Enfin, il n’est pas contesté que M. Z Y et Mme E Y contribuaient financièrement aux dépenses de la famille en versant aux époux Y la somme mensuelle de 220 euros, ce qui contredit l’affirmation des intimés selon laquelle la somme de 110 000 euros aurait été donnée à titre de compensation ou de participation pour leur hébergement pendant plusieurs années.
Au vu des éléments produits aux débats, la cour estime, contrairement au premier juge, que M. Z Y rapporte la preuve d’un prêt de 110 000 euros consenti à ses parents.
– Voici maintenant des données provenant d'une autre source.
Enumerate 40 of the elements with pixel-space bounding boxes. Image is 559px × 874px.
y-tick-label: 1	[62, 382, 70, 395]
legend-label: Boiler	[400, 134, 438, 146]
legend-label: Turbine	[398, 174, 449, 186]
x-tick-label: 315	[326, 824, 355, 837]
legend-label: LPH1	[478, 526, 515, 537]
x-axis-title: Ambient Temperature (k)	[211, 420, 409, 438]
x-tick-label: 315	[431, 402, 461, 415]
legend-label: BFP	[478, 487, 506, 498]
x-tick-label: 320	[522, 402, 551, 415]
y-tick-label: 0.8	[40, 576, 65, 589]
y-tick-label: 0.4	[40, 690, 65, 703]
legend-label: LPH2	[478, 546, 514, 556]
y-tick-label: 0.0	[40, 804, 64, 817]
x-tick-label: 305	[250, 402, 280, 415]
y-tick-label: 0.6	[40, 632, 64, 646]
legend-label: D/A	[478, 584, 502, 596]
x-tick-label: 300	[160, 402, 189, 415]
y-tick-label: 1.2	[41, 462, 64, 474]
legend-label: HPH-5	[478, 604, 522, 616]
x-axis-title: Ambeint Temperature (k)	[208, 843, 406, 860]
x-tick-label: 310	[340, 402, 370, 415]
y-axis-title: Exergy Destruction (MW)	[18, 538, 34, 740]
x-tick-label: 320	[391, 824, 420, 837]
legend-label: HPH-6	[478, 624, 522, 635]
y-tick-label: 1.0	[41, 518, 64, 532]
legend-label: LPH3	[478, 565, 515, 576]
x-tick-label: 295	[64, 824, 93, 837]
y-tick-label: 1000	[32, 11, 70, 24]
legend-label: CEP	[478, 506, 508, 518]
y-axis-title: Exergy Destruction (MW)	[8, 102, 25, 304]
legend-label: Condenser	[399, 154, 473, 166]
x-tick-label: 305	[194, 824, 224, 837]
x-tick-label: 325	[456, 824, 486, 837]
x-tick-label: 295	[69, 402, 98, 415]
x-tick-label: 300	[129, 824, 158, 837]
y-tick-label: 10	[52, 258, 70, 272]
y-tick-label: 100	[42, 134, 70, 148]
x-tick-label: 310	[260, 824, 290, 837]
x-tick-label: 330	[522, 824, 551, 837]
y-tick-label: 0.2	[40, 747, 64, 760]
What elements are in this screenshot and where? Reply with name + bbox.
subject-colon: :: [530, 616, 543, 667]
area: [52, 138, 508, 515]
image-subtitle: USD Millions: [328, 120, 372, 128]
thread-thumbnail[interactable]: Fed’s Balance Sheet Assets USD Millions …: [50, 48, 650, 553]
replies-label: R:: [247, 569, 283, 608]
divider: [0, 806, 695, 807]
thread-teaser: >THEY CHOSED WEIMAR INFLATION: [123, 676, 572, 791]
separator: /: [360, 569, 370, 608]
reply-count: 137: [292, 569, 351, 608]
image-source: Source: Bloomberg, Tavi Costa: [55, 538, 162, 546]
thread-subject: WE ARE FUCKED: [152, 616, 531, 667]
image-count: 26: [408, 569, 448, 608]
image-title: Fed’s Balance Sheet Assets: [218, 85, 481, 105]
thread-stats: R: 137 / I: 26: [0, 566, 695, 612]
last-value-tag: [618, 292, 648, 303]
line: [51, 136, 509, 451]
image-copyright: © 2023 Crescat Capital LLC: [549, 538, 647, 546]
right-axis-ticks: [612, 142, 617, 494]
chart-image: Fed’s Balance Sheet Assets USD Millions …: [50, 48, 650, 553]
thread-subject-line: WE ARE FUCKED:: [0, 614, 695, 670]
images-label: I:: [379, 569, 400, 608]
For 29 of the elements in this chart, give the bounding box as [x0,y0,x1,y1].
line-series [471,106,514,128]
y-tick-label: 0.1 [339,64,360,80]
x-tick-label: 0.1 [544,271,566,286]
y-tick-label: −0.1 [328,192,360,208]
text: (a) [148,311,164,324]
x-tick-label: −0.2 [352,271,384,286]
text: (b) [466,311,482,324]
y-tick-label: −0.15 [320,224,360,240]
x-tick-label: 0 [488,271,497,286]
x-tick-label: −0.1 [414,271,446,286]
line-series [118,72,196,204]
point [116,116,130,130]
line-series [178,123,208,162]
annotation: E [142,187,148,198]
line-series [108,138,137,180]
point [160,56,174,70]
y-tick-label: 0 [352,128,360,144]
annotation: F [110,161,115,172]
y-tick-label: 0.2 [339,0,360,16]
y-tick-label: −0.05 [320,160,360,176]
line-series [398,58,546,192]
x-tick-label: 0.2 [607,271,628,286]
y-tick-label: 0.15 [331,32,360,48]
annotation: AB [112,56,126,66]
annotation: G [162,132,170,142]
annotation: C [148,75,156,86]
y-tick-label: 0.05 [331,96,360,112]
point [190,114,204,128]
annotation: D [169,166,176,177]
Aucune partie ne soutenant qu’il aurait été convenu entre les parties un terme précis pour le remboursement du prêt, il y a lieu en conséquence de condamner M. A Y et Mme B Y à rembourser à M. Z Y la somme de 110 000 euros, avec intérêts au taux légal à compter de l’arrêt.
La capitalisation des intérêts demandée est ordonnée en application de l’article 1154 du code civil.
Sur les demandes accessoires
Le jugement est réformé en ses dispositions relatives aux dépens et la condamnation sur le fondement de l’article 37 de la loi du 10 juillet 1991.
M. A Y et Mme B Y, qui succombent, sont condamnés aux dépens de première instance et d’appel dont distraction pour ces derniers au profit de la SCP Processuel sur le fondement de l’article 699 du code de procédure civile et condamnés à payer à M. Z Y la somme de 1 000 euros sur le fondement de l’article 700 du code de Procédure civile.
Ils sont également déboutés de leurs demandes sur le fondement de l’article 37 de la loi du 10 juillet 1991.
PAR CES MOTIFS
La cour statuant par arrêt contradictoire, dans les limites de l’appel ;
Infirme le jugement déféré ;
Statuant à nouveau et y ajoutant ;
Condamne M. A Y et Mme B Y à payer à M. Z Y la somme de 110 000 euros avec intérêts au taux légal à compter de l’arrêt ;
Ordonne la capitalisation des intérêts ;
Déboute M. A Y et Mme B Y de leur demande sur le fondement de l’article 37 de la loi du 10 juillet 1991
Condamne M. A Y et Mme B Y à payer à M. Z Y la somme de 1 000 euros sur le fondement de l’article 700 du code de procédure
civile ;
Condamne M. A Y et Mme B Y aux dépens de première instance et d’appel dont distraction pour ces derniers au profit de la SCP Processuel sur le fondement de l’article 699 du code de procédure civile.